Net Financial Position
The Group's net financial position amounted to €209.5 million at December 31, 2025 compared to €213.5 million at December 31, 2024. Said change was mainly due to the positive cash generation of operating activities for €61.7 million, to net investments for €21.1 million, to the €14.0 million cash absorbed by working capital, to payment of financial charges for €14.0 million, to taxes and the use of provisions for €3.4 million, to exchange rate changes for €3.2 million, to non-monetary change related to the application of IFRS 16 for €1.2 million and to other assets and liabilities for €0.8 million. It is important to highlight that 2025 showed a positive trend compared to the previous year, with an improvement in operating cash flow after investments of €9.2 million, despite €8.0 million in non-recurring costs and €14.0 million in working capital cash absorption.
At December 31, 2025, the NFP/LTM EBITDA ratio was x2.89 compared to x3.42 at December 31, 2024.
Outlook
2025 saw a very strong performance compared to the previous year, especially in terms of margins.

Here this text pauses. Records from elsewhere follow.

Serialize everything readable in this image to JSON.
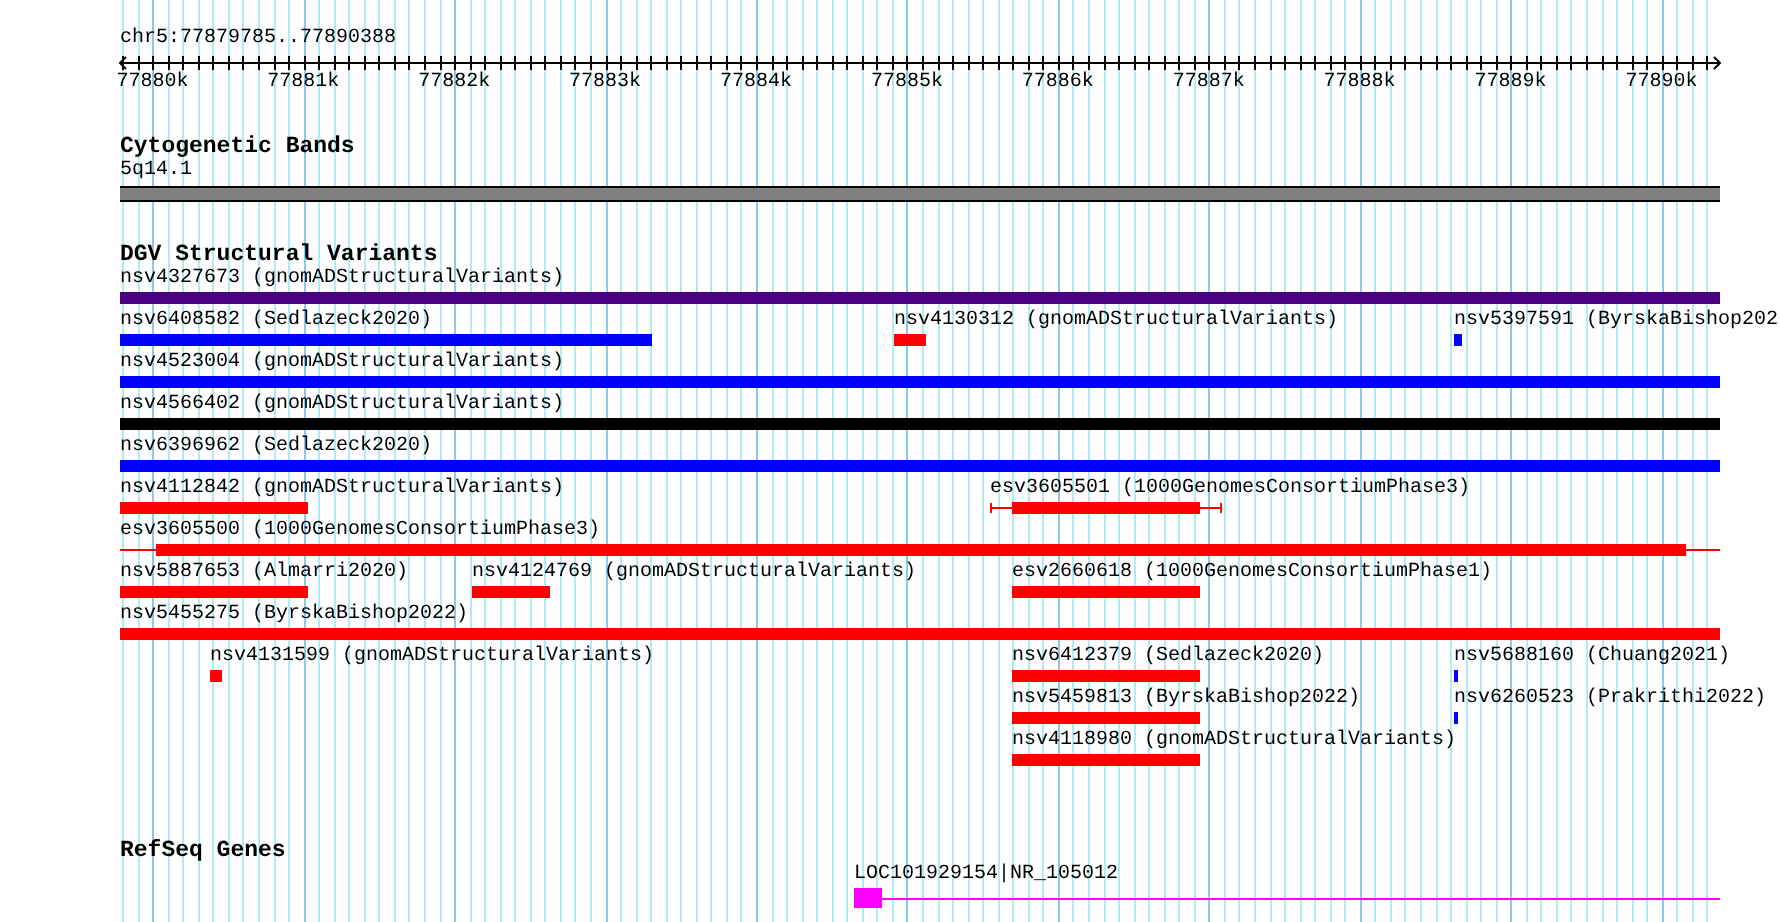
{
  "ruler": {
    "label": "chr5:77879785..77890388",
    "ticks": [
      "77880k",
      "77881k",
      "77882k",
      "77883k",
      "77884k",
      "77885k",
      "77886k",
      "77887k",
      "77888k",
      "77889k",
      "77890k"
    ]
  },
  "tracks": [
    {
      "kind": "cytoband",
      "title": "Cytogenetic Bands",
      "bands": [
        {
          "name": "5q14.1"
        }
      ]
    },
    {
      "kind": "variants",
      "title": "DGV Structural Variants",
      "rows": [
        {
          "features": [
            {
              "label": "nsv4327673 (gnomADStructuralVariants)",
              "color": "#4b0082"
            }
          ]
        },
        {
          "features": [
            {
              "label": "nsv6408582 (Sedlazeck2020)",
              "color": "#0000ff"
            },
            {
              "label": "nsv4130312 (gnomADStructuralVariants)",
              "color": "#ff0000"
            },
            {
              "label": "nsv5397591 (ByrskaBishop202",
              "color": "#0000ff"
            }
          ]
        },
        {
          "features": [
            {
              "label": "nsv4523004 (gnomADStructuralVariants)",
              "color": "#0000ff"
            }
          ]
        },
        {
          "features": [
            {
              "label": "nsv4566402 (gnomADStructuralVariants)",
              "color": "#000000"
            }
          ]
        },
        {
          "features": [
            {
              "label": "nsv6396962 (Sedlazeck2020)",
              "color": "#0000ff"
            }
          ]
        },
        {
          "features": [
            {
              "label": "nsv4112842 (gnomADStructuralVariants)",
              "color": "#ff0000"
            },
            {
              "label": "esv3605501 (1000GenomesConsortiumPhase3)",
              "color": "#ff0000"
            }
          ]
        },
        {
          "features": [
            {
              "label": "esv3605500 (1000GenomesConsortiumPhase3)",
              "color": "#ff0000"
            }
          ]
        },
        {
          "features": [
            {
              "label": "nsv5887653 (Almarri2020)",
              "color": "#ff0000"
            },
            {
              "label": "nsv4124769 (gnomADStructuralVariants)",
              "color": "#ff0000"
            },
            {
              "label": "esv2660618 (1000GenomesConsortiumPhase1)",
              "color": "#ff0000"
            }
          ]
        },
        {
          "features": [
            {
              "label": "nsv5455275 (ByrskaBishop2022)",
              "color": "#ff0000"
            }
          ]
        },
        {
          "features": [
            {
              "label": "nsv4131599 (gnomADStructuralVariants)",
              "color": "#ff0000"
            },
            {
              "label": "nsv6412379 (Sedlazeck2020)",
              "color": "#ff0000"
            },
            {
              "label": "nsv5688160 (Chuang2021)",
              "color": "#0000ff"
            }
          ]
        },
        {
          "features": [
            {
              "label": "nsv5459813 (ByrskaBishop2022)",
              "color": "#ff0000"
            },
            {
              "label": "nsv6260523 (Prakrithi2022)",
              "color": "#0000ff"
            }
          ]
        },
        {
          "features": [
            {
              "label": "nsv4118980 (gnomADStructuralVariants)",
              "color": "#ff0000"
            }
          ]
        }
      ]
    },
    {
      "kind": "genes",
      "title": "RefSeq Genes",
      "genes": [
        {
          "label": "LOC101929154|NR_105012"
        }
      ]
    }
  ]
}
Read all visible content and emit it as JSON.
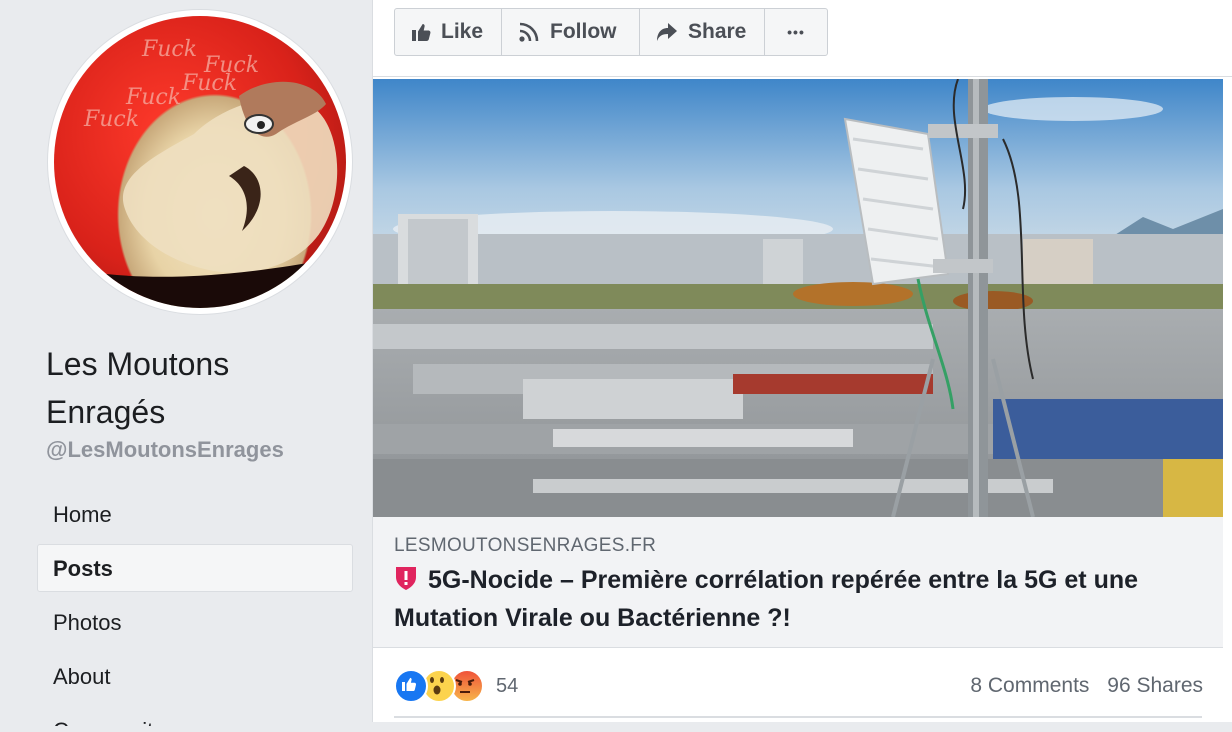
{
  "page": {
    "name": "Les Moutons Enragés",
    "handle": "@LesMoutonsEnrages",
    "avatar_words": [
      "Fuck",
      "Fuck",
      "Fuck",
      "Fuck",
      "Fuck"
    ]
  },
  "nav": {
    "items": [
      {
        "label": "Home",
        "active": false
      },
      {
        "label": "Posts",
        "active": true
      },
      {
        "label": "Photos",
        "active": false
      },
      {
        "label": "About",
        "active": false
      },
      {
        "label": "Community",
        "active": false
      }
    ]
  },
  "toolbar": {
    "like_label": "Like",
    "follow_label": "Follow",
    "share_label": "Share",
    "more_label": "•••"
  },
  "post": {
    "link_domain": "LESMOUTONSENRAGES.FR",
    "link_title": "5G-Nocide – Première corrélation repérée entre la 5G et une Mutation Virale ou Bactérienne ?!",
    "reaction_count": "54",
    "comments": "8 Comments",
    "shares": "96 Shares"
  },
  "colors": {
    "facebook_blue": "#1877f2",
    "shield_red": "#e0245e",
    "angry_orange": "#f0533a",
    "wow_yellow": "#fcd34d"
  }
}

FY 2026 will focus on rationalizing costs, consolidating margins, and increasing volumes in key businesses. The Group will continue to benefit from the cost rationalization plan, with a positive impact expected in terms of profitability over the coming quarters. The main financial management goal will be to continue to pursue deleveraging and cash flow optimization.
The macroeconomic backdrop of recent weeks calls even more for constant market monitoring. Our global presence and distinctive positioning in ECONYL® brand regenerated fibers enable the Company to look to the future with confidence, focused on sustainable growth and the progressive strengthening of market leadership.
2026 target update
For 2026, volumes are expected to grow compared to 2025, with a different mix of fibers and Engineering Plastics. Specifically, an increase of +3% – +7% is projected for the fibers for carpet product line, +7% – +10% for fibers for textiles, and growth of +3% – +7% for Engineering Plastics.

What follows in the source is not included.